Постоял с полминуты и пошел следом, глядя на качающуюся, седую шевелюру.

«Можно уже сейчас», — сказал себе.

«Нет, люди идут, много».

«Не тяни».

«Я не тяну. Я иду. Я готов».

Саша шел, глядя судье в спину, руки в карманы.

Хотелось закурить, но он заставил себя не делать этого. Отвлечет.

Саша чувствовал себя так, будто из него извлекли все органы, отварили и снова вложили — переваренные, подрагивающие мелко.

Мозг расползался по черепной коробке. Но глаза все равно были ледяными и побелевшие, истончившиеся как-то пальцы — тоже ледяными, но крепкими, упрямыми и недрожащими.

«Суд судом, век веком», — повторял Саша про себя, чтобы ни о чем, ни о чем не думать, только смотреть в затылок.

«Суд судом, век веком, суд судом, век веком…» — от частого повторения смысл этих слов терялся, путался, они сливались воедино — «судсудом, веквеком, судсудом, веквеком», — получалось так, словно сзываешь какую-ту птицу поклевать, — гусей с тонкими шеями: судсудо'м, судсудо'м, судсудо'м…

«Вот сейчас. Сейчас же, я сказал», — велел себе, словно суровую нитку разорвал.

Набирая ход, Саша снял с предохранителя пистолет, лежащий в кармане. Уже подбегая жесткими шагами, метрах в пятнадцати от человека, что спустя секунду умрет, Саша чуть-чуть приостановился: навстречу ему, а вернее, навстречу судье, тоже кто-то бежал.

«Какого черта?» — выругался Саша, взбешенный, не зная, что делать.

Тот, что бежал, извлекал из большого пакета железный предмет. Автомат ППШ. В течение пяти громыхающих секунд судья, не успевший ни отбежать, ни пригнуться, кривясь, падая и подрагивая телом на асфальте, принимал в тело куски свинца. В него стреляли в упор, с расстояния в два метра.

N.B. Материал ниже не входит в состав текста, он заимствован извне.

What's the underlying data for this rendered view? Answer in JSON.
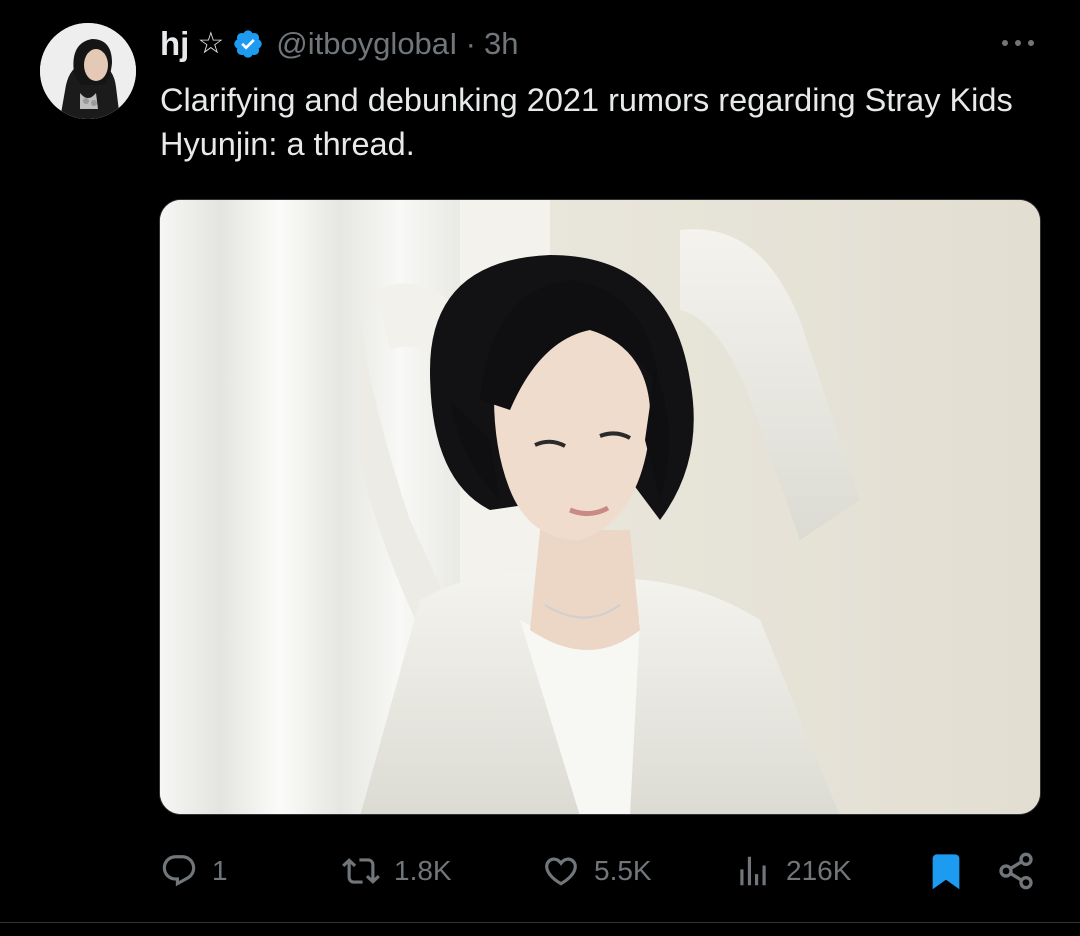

Когда судья уже лежал на земле, ему еще засадили очередь в голову. Саша присел машинально — и смотрел на лежащего судью, на его грязные брюки и тяжелые ботинки, не решаясь рассмотреть стрелявшего. Сначала ноги шевелились, а потом перестали. Автомат упал на асфальт, человек, чьего лица Саша не увидел, развернулся и легко побежал в противоположную сторону, вскоре куда-то свернув.

— Бляха-муха… — сказал Саша негромко.

Он встал и, не веря глазам своим, подошел к телу судьи. Седые волосы слиплись — теперь, когда судья лежал, волос стало еще больше. Обильно кровоточило, текло из-под куртки.

Саша присел, зачем-то пытаясь заглянуть судье в лицо, подобрал с брусчатки гильзу, покатал в пальцах, положил в карман.